Die Sexklinik
wollte ich ihre Anonymität wahren,
wie ich das bei jedem Patienten getan hätte.«
»Hat sie Ihnen erzählt, warum
sie zurückgekehrt ist?«
Er trommelte ein Stakkato auf seinen
Schreibtisch. »Irgend etwas über einen heftigen Streit mit ihrer Schwester. Sie
scheint die Klinik als eine Art Zuflucht zu betrachten. Das hat mir zwar nicht
ganz eingeleuchtet, aber bestimmt kann es ihr keinesfalls schaden, eine Weile
bei uns zu bleiben.«
»Besonders, wenn sie für dieses
Privileg auch noch zahlt«, nickte ich.
»Aus Ihrem Mund klingt diese
Bemerkung ausgesprochen philisterhaft«, höhnte er. »Aber ich kann nicht
glauben, daß Sie zu dieser späten Zeit nur deshalb hier vorbeigekommen sind, um
Caroles Gründe für eine Rückkehr in die Klinik zu diskutieren.«
»Stimmt«, sagte ich. »Ich
möchte gern Avril Pascal besuchen.«
»Zu welchem Zweck?«
»Ich arbeite jetzt an diesem
Auftrag seit etwa 72 Stunden«, erläuterte ich. »Und weder Ellen Drury noch Beverly
Hamilton konnten mich mit einer Spur zu Baker versorgen.
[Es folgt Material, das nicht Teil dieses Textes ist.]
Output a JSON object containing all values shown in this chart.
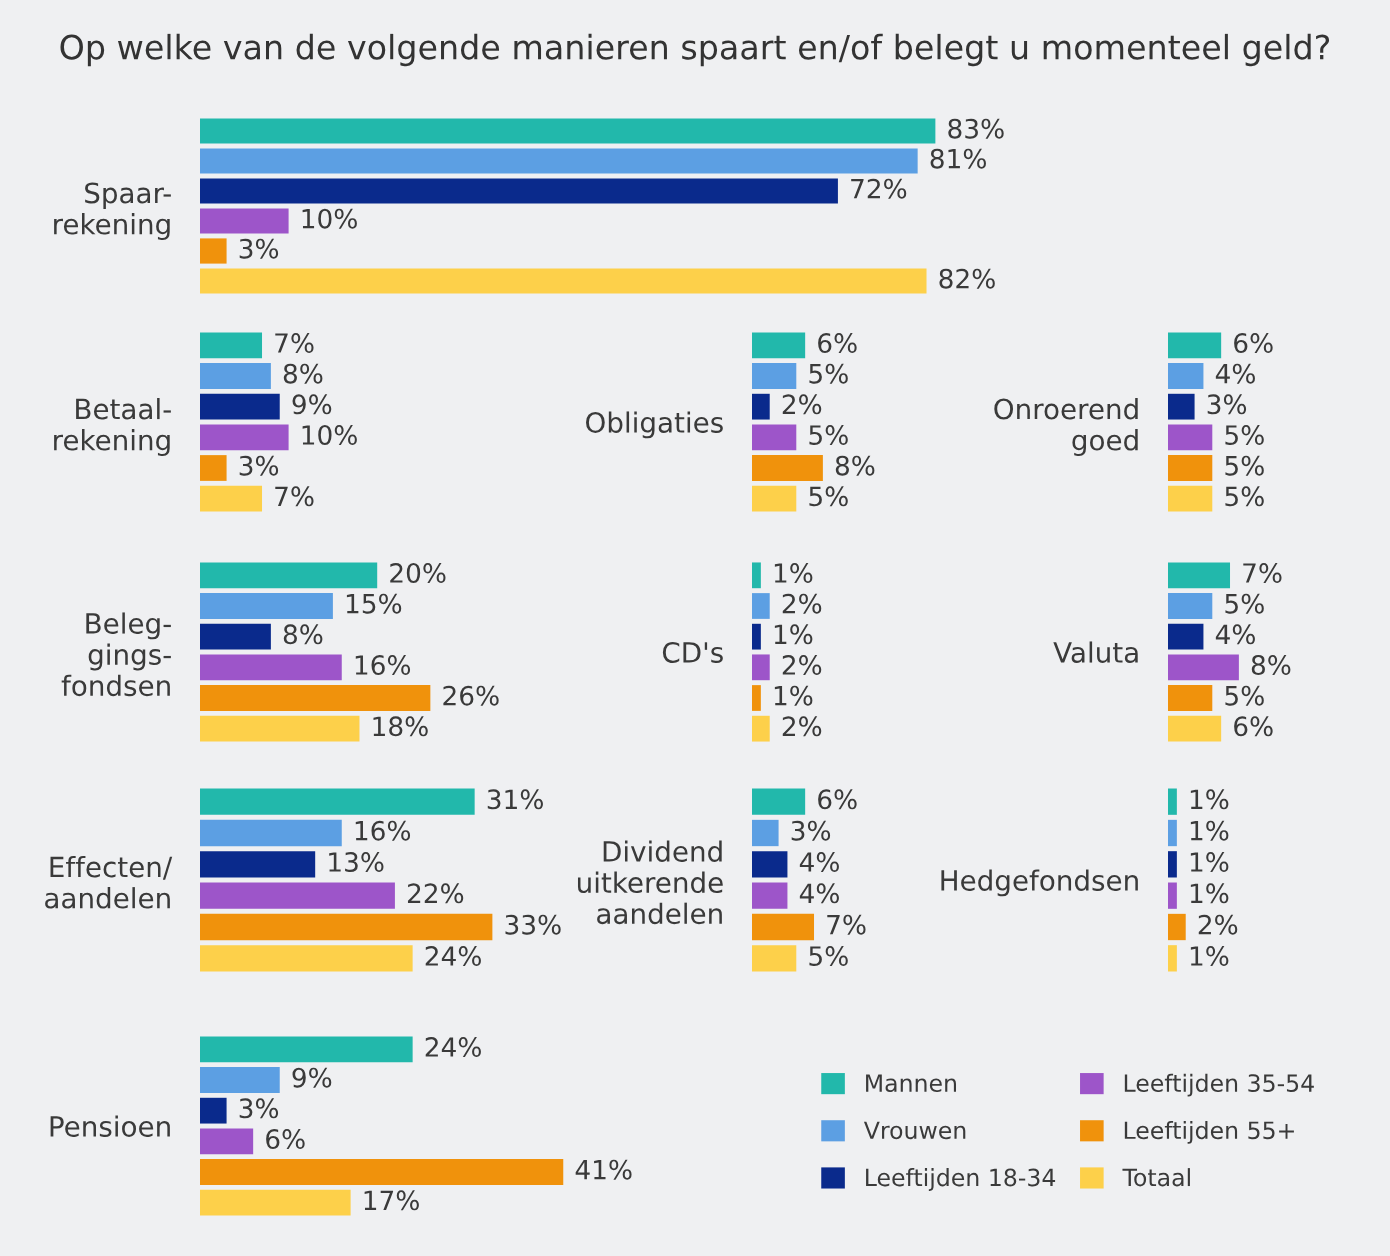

Avril Pascal ist meine
letzte Hoffnung.«
»Ich fürchte, Sie können sie
unmöglich jetzt stören«, sagte er kurz angebunden. »Sie hat sich bereits für
die Nacht zurückgezogen.«
»Dann wecken Sie sie eben auf!«
Ohne Eile nahm ich einen
weiteren Schluck aus meinem Glas und wartete, während das Schweigen im Raum
sich unheilvoll verdichtete.
»Ich sage Ihnen doch«, begann
Landel dann ärgerlich, »es ist unmöglich!«
»John«, erklang eine muntere
Stimme in meinem Rücken, »mir fällt gerade ein, wir... Oh, tut mir leid, ich
habe nicht gemerkt, daß Sie Besuch haben.«
Ich wandte mich um und sah Jane
Wintour in der Tür stehen, mit einem leicht entschuldigenden Ausdruck im
Gesicht. Wenn ich sie nicht seinerzeit in dieser wilden Lederaufmachung gesehen
hätte, wäre ich leicht zu überzeugen gewesen, daß sie nie im Leben etwas
anderes getragen hatte als weiße Schwesterntracht. Ihre großen dunklen Augen
musterten mich unpersönlich und hefteten sich dann auf Dr. Landel.
»Bedauere, wenn ich Sie
unterbrochen habe, Doktor«, sagte sie förmlich. »Ich komme später wieder.«
»Vielleicht ist es besser, Sie
bleiben«, sagte ich. »Wir schlagen uns mit einem kleinen Problem herum, und
vielleicht könnten Sie uns helfen, es zu lösen.«
»Wundern Sie sich nicht, warum
Boyd so plötzlich zu dieser Nachtzeit hier erschienen ist«, sagte Landel mit
mühsamer Geduld. »Er ist von der Idee besessen, daß einzig Miss Pascal ihm
helfen kann, Baker aufzuspüren.«
»Aber es ist viel zu spät«,
sagte Jane um eine Spur zu schnell. »Vielleicht versuchen Sie es noch einmal
morgen vormittag?«
»Ist Charles Voight noch im
Hause?« erkundigte ich mich.
»Voight?« Landel runzelte die
Stirn, dann schüttelte er den Kopf. »Er ist gegen fünf Uhr gegangen.«
»Ich muß mit Avril Pascal
sprechen«, beharrte ich.
»Vielleicht sollte ich mich
morgen früh einmal mit Voight unterhalten«, murmelte Landel. »Ganz
offensichtlich muß ich meinen Verstand analysieren lassen, weil ich Sie damals
engagiert habe.«
Jane Wintours Augen wurden um keine
Spur persönlicher, als ich sie direkt fixierte. »Diese lange blonde Perücke und
der schräge Lederbikini«, sagte ich, »das war wirklich raffiniert. Und wie Sie
so schön sagten, haben Sie mir damit eine tüchtige Quittung verpaßt, daß ich
Sie am Anfang unserer Bekanntschaft so auf den Arm nahm. Aber daß dieses kleine
Theater gleichzeitig auch verhinderte, daß ich Avril Pascal kennenlernte, war
wohl reiner Zufall? Allmählich scheint sie mir äußerst menschenscheu zu sein.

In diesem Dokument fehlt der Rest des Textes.